多 stream 用于 overlap datatransfer
并发,隐藏延时要实现数据传输与其他操作的重叠,需要使用 CUDA 流.
CUDA 中的流是一系列按主机代码发出的顺序在设备上执行的运算。虽然流内的运算保证按预定顺序执行,但不同流中的运算可以交错执行,并且在可能的情况下,它们甚至可以并行运行。***
所有 CUDA 中在 device 中的操作(内核和数据传输)都在流中运行。当未指定流时,使用默认流(也称为“空流”)。默认流与其他流不同,因为它是一个与设备操作同步的流。
float *a, *d_a;
cudaMallocHost((void**)&a, bytes); // 弃用的 // host pinned 更推荐使用 cudaHostAlloc
cudaMalloc((void**)&d_a, bytes); // device
// create events and streams
cudaEvent_t startEvent, stopEvent, dummyEvent;
cudaStream_t stream[nStreams];
cudaEventCreate(&startEvent);
cudaEventCreate(&stopEvent);
cudaEventCreate(&dummyEvent);
for (int i = 0; i < nStreams; ++i)
cudaStreamCreate(&stream[i]);
在默认流中:
// baseline case - sequential transfer and execute
memset(a, 0, bytes);
checkCuda( cudaEventRecord(startEvent,0) );
checkCuda( cudaMemcpy(d_a, a, bytes, cudaMemcpyHostToDevice) );
kernel<<<n/blockSize, blockSize>>>(d_a, 0);
checkCuda( cudaMemcpy(a, d_a, bytes, cudaMemcpyDeviceToHost) );
checkCuda( cudaEventRecord(stopEvent, 0) );
checkCuda( cudaEventSynchronize(stopEvent) );
checkCuda( cudaEventElapsedTime(&ms, startEvent, stopEvent) );
printf("Time for sequential transfer and execute (ms): %f\n", ms);
printf(" max error: %e\n", maxError(a, n));
版本1:asynchronous version 1: loop over {copy, kernel-exe, copy-back}
memset(a, 0, bytes);
checkCuda( cudaEventRecord(startEvent,0) );
for (int i = 0; i < nStreams; ++i) {
int offset = i * streamSize;
checkCuda( cudaMemcpyAsync(&d_a[offset], &a[offset],
streamBytes, cudaMemcpyHostToDevice,
stream[i]) );
kernel<<<streamSize/blockSize, blockSize, 0, stream[i]>>>(d_a, offset);
checkCuda( cudaMemcpyAsync(&a[offset], &d_a[offset],
streamBytes, cudaMemcpyDeviceToHost,
stream[i]) );
}
checkCuda( cudaEventRecord(stopEvent, 0) );
checkCuda( cudaEventSynchronize(stopEvent) );
checkCuda( cudaEventElapsedTime(&ms, startEvent, stopEvent) );
printf("Time for asynchronous V1 transfer and execute (ms): %f\n", ms);
printf(" max error: %e\n", maxError(a, n));
版本2,loop over copy, loop over kernel-exe, loop over copy-back。

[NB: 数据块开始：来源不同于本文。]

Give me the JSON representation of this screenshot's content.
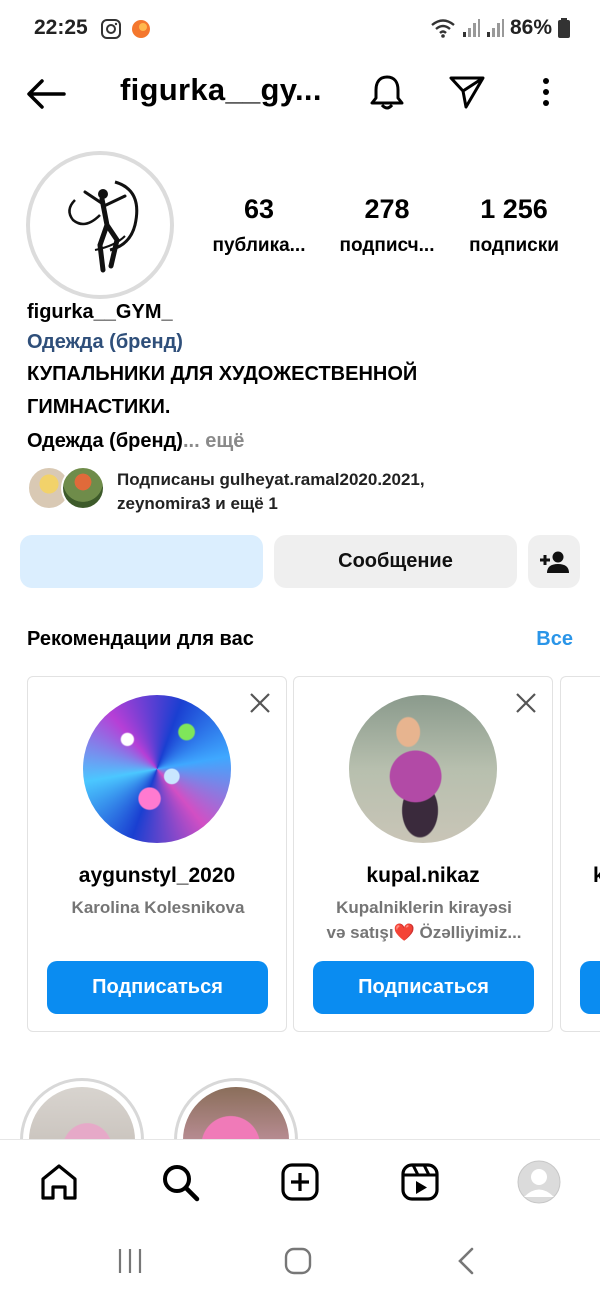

将3个操作分别分配在不同的 Stream 中,实现并行执行。***
memset(a, 0, bytes);
checkCuda( cudaEventRecord(startEvent,0) );
for (int i = 0; i < nStreams; ++i) {
int offset = i * streamSize;
checkCuda( cudaMemcpyAsync(&d_a[offset], &a[offset],
streamBytes, cudaMemcpyHostToDevice,
stream[i]) );
}
for (int i = 0; i < nStreams; ++i) {
int offset = i * streamSize;
kernel<<<streamSize/blockSize, blockSize, 0, stream[i]>>>(d_a, offset);
}
for (int i = 0; i < nStreams; ++i) {
int offset = i * streamSize;
checkCuda( cudaMemcpyAsync(&a[offset], &d_a[offset],
streamBytes, cudaMemcpyDeviceToHost,
stream[i]) );
}
checkCuda( cudaEventRecord(stopEvent, 0) );
checkCuda( cudaEventSynchronize(stopEvent) );
checkCuda( cudaEventElapsedTime(&ms, startEvent, stopEvent) );
printf("Time for asynchronous V2 transfer and execute (ms): %f\n", ms);
printf(" max error: %e\n", maxError(a, n));
cudaFreeHost(a); // 释放pinned memory
申请 host pinned 更推荐使用 cudaHostAlloc,它更灵活